Kathi schaltete das Gerät aus.
Sie hatte keine Bereitschaft, sie konnte das!
Sie warf sich auf ihr Bett, sprang schnell wieder hoch, schaltete das Radio ein, wählte einen Sender mit Kuschelsongs, drehte sich zu den sanften Tönen im Kreis, umarmte sich selbst.
Jede Minute der Nacht mit Kevin lief vor ihrem inneren Auge ab, vom ersten Blick auf sein hübsches Gesicht bis zu dem Moment, als sie aus überglücklichen Träumen aufgewacht war.
Und noch immer war sie nicht traurig, dass er gegangen war - nur glücklich, dass es ihn gegeben hatte!
Am Montag grinste Pascal sie an. „Na? Hat es sich ausgezahlt, dass wir dich alleine gelassen haben?"
Sie grinste den Kollegen frech an. „Ja! Durchaus! Willst du Einzelheiten wissen?"
Er hob abwehrend die Arme. „Nein! Verschone mich bitte mit schmutzigen Bettgeschichten!" Lachend betraten sie das Zimmer der Stationsärzte.
Jakob saß schon auf seinem Platz über der Patientendatei. „Ah! Ihr habt Geheimnisse vor mir!" beschwerte er sich.
„Schmutzige Geheimnisse!" erklärte Pascal und blinzelte dem Kollegen verschwörerisch zu.
„Ihr seid sowas von doof!" schimpfte Kathi.
Die beiden nahmen sie in die Arme. „Aber als Kuppler ausgesprochen erfolgreich!" meinte Jakob, der verstanden hatte.
Da stürmte Monika herein. „Ich habe einen jungen Mann in der Leitung! Dr. Holbruck hat ihn zu uns überwiesen. Das ist doch dein Vater, oder?" fragte sie Pascal. „Also, dein alter Herr hat Herrn Berger eingeschärft, er bräuchte innerhalb von 14 Tagen einen Termin! Aber wir sind die nächsten drei Monate dicht!

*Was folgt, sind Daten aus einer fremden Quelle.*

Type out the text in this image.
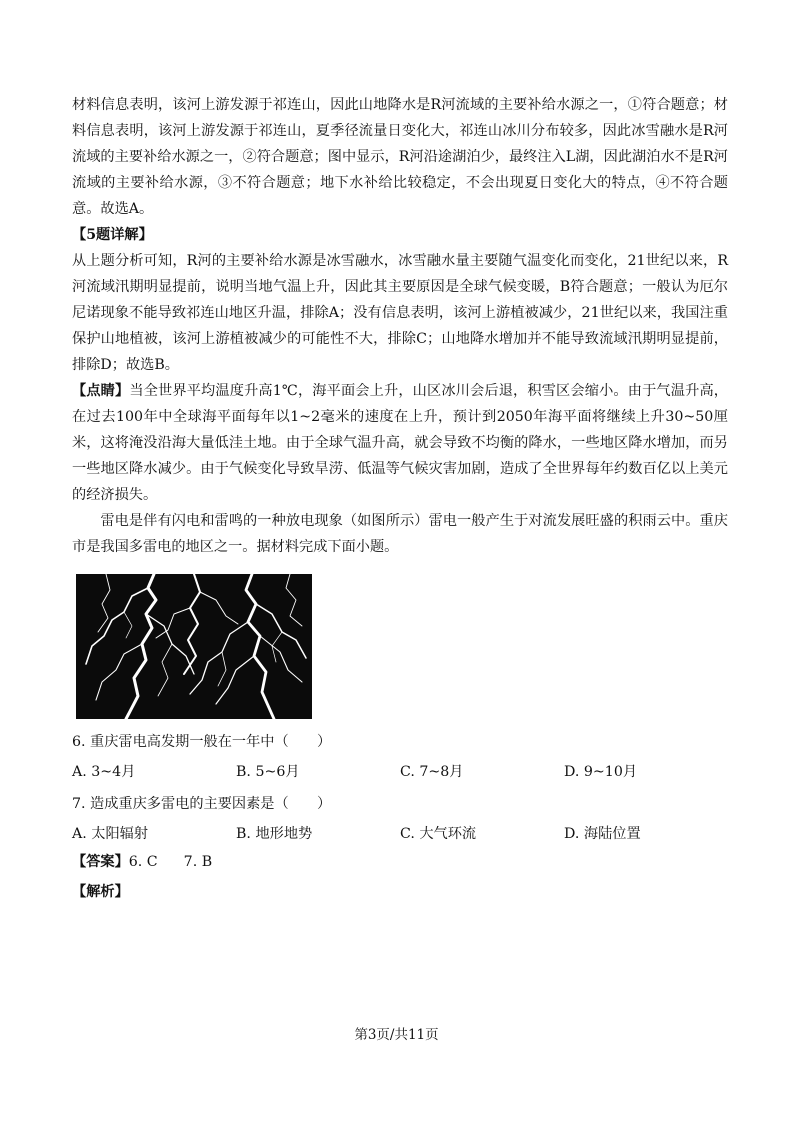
材料信息表明，该河上游发源于祁连山，因此山地降水是R河流域的主要补给水源之一，①符合题意；材料信息表明，该河上游发源于祁连山，夏季径流量日变化大，祁连山冰川分布较多，因此冰雪融水是R河流域的主要补给水源之一，②符合题意；图中显示，R河沿途湖泊少，最终注入L湖，因此湖泊水不是R河流域的主要补给水源，③不符合题意；地下水补给比较稳定，不会出现夏日变化大的特点，④不符合题意。故选A。

【5题详解】

从上题分析可知，R河的主要补给水源是冰雪融水，冰雪融水量主要随气温变化而变化，21世纪以来，R河流域汛期明显提前，说明当地气温上升，因此其主要原因是全球气候变暖，B符合题意；一般认为厄尔尼诺现象不能导致祁连山地区升温，排除A；没有信息表明，该河上游植被减少，21世纪以来，我国注重保护山地植被，该河上游植被减少的可能性不大，排除C；山地降水增加并不能导致流域汛期明显提前，排除D；故选B。

【点睛】当全世界平均温度升高1℃，海平面会上升，山区冰川会后退，积雪区会缩小。由于气温升高，在过去100年中全球海平面每年以1~2毫米的速度在上升，预计到2050年海平面将继续上升30~50厘米，这将淹没沿海大量低洼土地。由于全球气温升高，就会导致不均衡的降水，一些地区降水增加，而另一些地区降水减少。由于气候变化导致旱涝、低温等气候灾害加剧，造成了全世界每年约数百亿以上美元的经济损失。

雷电是伴有闪电和雷鸣的一种放电现象（如图所示）雷电一般产生于对流发展旺盛的积雨云中。重庆市是我国多雷电的地区之一。据材料完成下面小题。

6. 重庆雷电高发期一般在一年中（　　）

A. 3~4月	B. 5~6月	C. 7~8月	D. 9~10月

7. 造成重庆多雷电的主要因素是（　　）

A. 太阳辐射	B. 地形地势	C. 大气环流	D. 海陆位置

【答案】6. C 7. B

【解析】

第3页/共11页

Er ist auch nur Kassenpatient!"
Kathis Blicke erdolchten die Stationssekretärin. „Das sollte ja wirklich keine Rolle spielen!" Sie klickte ihren Terminkalender am Computer an. „Am übernächsten Donnerstag, das ist der 10., kann er um 18 Uhr kommen!" verkündete sie.
Monika zog sich schnell zurück, verkündete dem hartnäckigen Vater die Nachricht.